Umm Alqura for Development and Construction (UAQ) is the owner and master-developer of the project.
Meanwhile, in Madinah, a major economic city known as Knowledge Economic City (KEC) is taking shape. In April this year, the city witnessed the inauguration of a number of projects, while several commercial, residential, tourism and entertainment projects received the go-ahead with the signing of key contracts.
These contracts included a tripartite agreement between the Saudi Tourism Development Fund (TDF), Riyad Bank and the KEC to finance Phase One of the project, which will be implemented with the support of the Madinah Region Development Authority, according to Arab News.

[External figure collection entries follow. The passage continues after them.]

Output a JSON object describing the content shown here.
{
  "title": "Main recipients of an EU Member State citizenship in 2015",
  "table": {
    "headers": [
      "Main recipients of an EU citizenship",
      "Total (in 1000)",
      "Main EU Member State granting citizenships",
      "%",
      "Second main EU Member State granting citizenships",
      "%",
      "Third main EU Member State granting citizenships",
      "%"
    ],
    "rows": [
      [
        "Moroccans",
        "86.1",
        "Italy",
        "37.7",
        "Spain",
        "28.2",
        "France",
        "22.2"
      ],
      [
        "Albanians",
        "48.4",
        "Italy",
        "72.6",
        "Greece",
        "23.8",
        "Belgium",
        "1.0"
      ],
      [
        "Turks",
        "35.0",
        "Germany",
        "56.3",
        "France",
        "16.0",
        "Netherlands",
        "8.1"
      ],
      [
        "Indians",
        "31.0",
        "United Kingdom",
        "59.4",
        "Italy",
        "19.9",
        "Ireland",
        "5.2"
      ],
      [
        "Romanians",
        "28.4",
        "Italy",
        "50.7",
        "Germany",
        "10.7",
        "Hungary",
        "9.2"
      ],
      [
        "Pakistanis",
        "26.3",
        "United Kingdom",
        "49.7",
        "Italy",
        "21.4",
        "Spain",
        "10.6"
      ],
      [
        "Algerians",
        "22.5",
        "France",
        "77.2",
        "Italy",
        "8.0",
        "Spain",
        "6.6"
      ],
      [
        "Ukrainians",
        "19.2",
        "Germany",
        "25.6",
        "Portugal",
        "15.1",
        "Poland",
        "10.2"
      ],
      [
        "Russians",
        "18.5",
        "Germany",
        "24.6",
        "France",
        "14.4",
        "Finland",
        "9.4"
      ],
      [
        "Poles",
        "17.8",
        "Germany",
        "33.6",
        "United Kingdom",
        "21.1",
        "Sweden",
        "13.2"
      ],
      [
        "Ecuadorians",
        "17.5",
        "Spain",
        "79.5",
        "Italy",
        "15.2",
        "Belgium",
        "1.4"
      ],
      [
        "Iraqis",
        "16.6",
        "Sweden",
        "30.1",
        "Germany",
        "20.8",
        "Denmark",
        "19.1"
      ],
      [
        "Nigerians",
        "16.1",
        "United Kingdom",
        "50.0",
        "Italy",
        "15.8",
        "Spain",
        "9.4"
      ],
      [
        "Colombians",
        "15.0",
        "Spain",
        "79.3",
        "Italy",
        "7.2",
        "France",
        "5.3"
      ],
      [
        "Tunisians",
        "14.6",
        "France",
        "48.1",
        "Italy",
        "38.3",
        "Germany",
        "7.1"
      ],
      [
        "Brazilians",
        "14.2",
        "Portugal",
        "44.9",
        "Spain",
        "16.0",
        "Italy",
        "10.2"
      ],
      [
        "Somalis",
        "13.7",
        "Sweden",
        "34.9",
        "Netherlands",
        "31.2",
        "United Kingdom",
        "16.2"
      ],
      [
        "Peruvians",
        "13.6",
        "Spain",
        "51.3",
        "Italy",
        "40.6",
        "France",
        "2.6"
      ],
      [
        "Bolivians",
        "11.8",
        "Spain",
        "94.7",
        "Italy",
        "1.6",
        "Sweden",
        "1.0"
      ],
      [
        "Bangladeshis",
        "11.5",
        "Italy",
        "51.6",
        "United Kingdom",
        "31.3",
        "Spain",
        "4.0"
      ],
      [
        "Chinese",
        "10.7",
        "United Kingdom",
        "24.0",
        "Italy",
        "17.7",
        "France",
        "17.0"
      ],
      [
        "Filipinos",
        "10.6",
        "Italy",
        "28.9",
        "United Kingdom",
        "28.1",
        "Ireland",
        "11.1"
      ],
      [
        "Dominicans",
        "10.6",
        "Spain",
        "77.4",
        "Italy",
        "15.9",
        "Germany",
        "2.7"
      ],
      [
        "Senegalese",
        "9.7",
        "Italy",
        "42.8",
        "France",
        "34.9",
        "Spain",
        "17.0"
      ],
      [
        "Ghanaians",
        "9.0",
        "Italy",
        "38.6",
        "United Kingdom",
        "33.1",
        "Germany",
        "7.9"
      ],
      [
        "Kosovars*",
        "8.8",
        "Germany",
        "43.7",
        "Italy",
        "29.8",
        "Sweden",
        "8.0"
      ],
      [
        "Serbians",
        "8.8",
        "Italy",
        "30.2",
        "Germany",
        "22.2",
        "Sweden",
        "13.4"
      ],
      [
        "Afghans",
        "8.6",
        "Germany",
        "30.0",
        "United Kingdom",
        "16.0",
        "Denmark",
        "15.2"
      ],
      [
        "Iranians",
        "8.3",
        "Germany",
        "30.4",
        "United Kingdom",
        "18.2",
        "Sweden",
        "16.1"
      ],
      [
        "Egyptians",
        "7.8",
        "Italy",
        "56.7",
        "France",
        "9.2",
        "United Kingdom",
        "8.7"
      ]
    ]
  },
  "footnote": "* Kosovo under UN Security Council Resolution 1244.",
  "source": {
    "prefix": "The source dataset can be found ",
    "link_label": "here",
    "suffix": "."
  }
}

Phase One includes the construction of a commercial market, a Hilton hotel, the Boulevard commercial walkway, recreational area and health and sports centre.
The Tourism Development Fund of the Ministry of Tourism is financing the project as part of the fund’s strategy to provide support to private sector investors and boost the establishment of modern tourism projects
KEC has also agreed to the terms for the management of the Madinah Gate Fund Project Development, which aims to develop the lands adjacent to the Haramain high-speed train station in Madinah and the area overlooking Prince Nayef Road. The development includes the construction of a 325-key four-star hotel and hotel apartments managed by the Hilton Group, markets, shops, restaurants, entertainment area, a bus stop and other services.